Lena turned toward her. “Do you need something, Savannah?”

“Just air.” She leaned against the doorframe, phone in hand. “It’s crowded in there.”

“Then breathe somewhere else,” Nico said.

Savannah’s eyes brightened. “Protective again.”

Nico took one step forward.

Lena caught his wrist.

Not hard.

Just enough.

The contact snapped through them both.

Nico stopped.

Savannah saw.

Lena hated that.

Savannah’s gaze dropped to Lena’s hand on Nico’s wrist, then lifted slowly.

“So convincing,” she murmured.

Lena smiled.

The third smile.

The dangerous one.

“Thank you.”

Savannah’s expression flickered.

“Careful,” Savannah said softly. “People are starting to wonder whether you’re fixing his image or ruining yours.”

Nico’s entire body went still.

Lena felt the fury in him like heat through skin.

Her fingers tightened around his wrist.

Not for cameras.

Not for strategy.

For him.

“I think people should find better hobbies,” Lena said.

Savannah tilted her head. “Maybe. But stories are more fun when everyone knows they’re fake.”

Then she slipped back into the ballroom.

The doors shut behind her.

For three seconds, neither Lena nor Nico moved.

Then Nico looked down at her hand.

She released him.

Too quickly.

Again.

He noticed.

Again.

His voice was quiet. “You should go back inside.”
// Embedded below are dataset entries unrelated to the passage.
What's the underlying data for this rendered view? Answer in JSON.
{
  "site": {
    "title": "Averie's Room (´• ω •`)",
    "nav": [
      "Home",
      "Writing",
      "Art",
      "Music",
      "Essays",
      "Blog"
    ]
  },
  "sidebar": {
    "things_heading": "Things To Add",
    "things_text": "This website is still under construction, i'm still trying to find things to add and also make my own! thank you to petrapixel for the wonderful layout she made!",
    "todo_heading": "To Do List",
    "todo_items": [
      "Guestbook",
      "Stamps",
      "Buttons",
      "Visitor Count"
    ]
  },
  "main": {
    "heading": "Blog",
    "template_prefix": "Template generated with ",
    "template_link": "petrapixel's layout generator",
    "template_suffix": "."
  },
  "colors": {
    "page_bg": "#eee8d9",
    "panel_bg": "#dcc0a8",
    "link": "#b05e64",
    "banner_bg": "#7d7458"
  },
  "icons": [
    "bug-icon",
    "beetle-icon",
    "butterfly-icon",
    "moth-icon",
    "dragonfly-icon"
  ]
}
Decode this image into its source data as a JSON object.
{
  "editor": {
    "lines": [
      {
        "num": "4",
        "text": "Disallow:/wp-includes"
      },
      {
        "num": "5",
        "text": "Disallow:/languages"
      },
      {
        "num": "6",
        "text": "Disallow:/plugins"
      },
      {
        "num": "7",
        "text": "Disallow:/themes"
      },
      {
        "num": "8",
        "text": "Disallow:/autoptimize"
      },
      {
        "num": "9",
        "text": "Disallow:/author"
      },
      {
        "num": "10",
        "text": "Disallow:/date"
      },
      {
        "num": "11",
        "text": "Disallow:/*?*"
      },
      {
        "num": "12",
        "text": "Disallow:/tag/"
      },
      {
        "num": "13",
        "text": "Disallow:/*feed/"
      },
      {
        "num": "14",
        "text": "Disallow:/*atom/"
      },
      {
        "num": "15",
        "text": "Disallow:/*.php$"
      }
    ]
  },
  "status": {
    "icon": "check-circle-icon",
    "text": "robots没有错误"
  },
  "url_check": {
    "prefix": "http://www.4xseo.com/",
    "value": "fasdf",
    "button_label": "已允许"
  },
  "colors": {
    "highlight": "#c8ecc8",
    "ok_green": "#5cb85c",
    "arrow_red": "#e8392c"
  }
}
Lena shook her head. “Not yet.”

“Lena.”

“If you tell me what happened, I’ll stop asking.”

His mouth twisted. “No, you won’t.”

Probably true.

She sighed. “Fine. If you tell me whether you are safe, I’ll stop asking for tonight.”

He looked at her.

Something tired moved across his face.

“Physically?” he asked.

The distinction made her stomach twist.

“Yes.”

“I’m safe.”

“And your family?”

His jaw flexed. “For now.”

For now.

Two words.

A thousand terrible possibilities.

Lena closed her eyes briefly, then opened them. “Okay.”

He gave a short, humorless laugh. “You keep saying that like it doesn’t cost you.”

“It does.”

His expression shifted.

“But I’m trying,” she said.

The words echoed his from the donor party.

I don’t trust you. But I’m trying to.

Nico heard it.

She knew he did because the hardness in his face thinned for half a second.

The ballroom suddenly felt impossible.

The lights. The noise. The people waiting to decide whether their fake love was real enough to keep watching.

Lena glanced toward the exit at the end of the hall. “Come on.”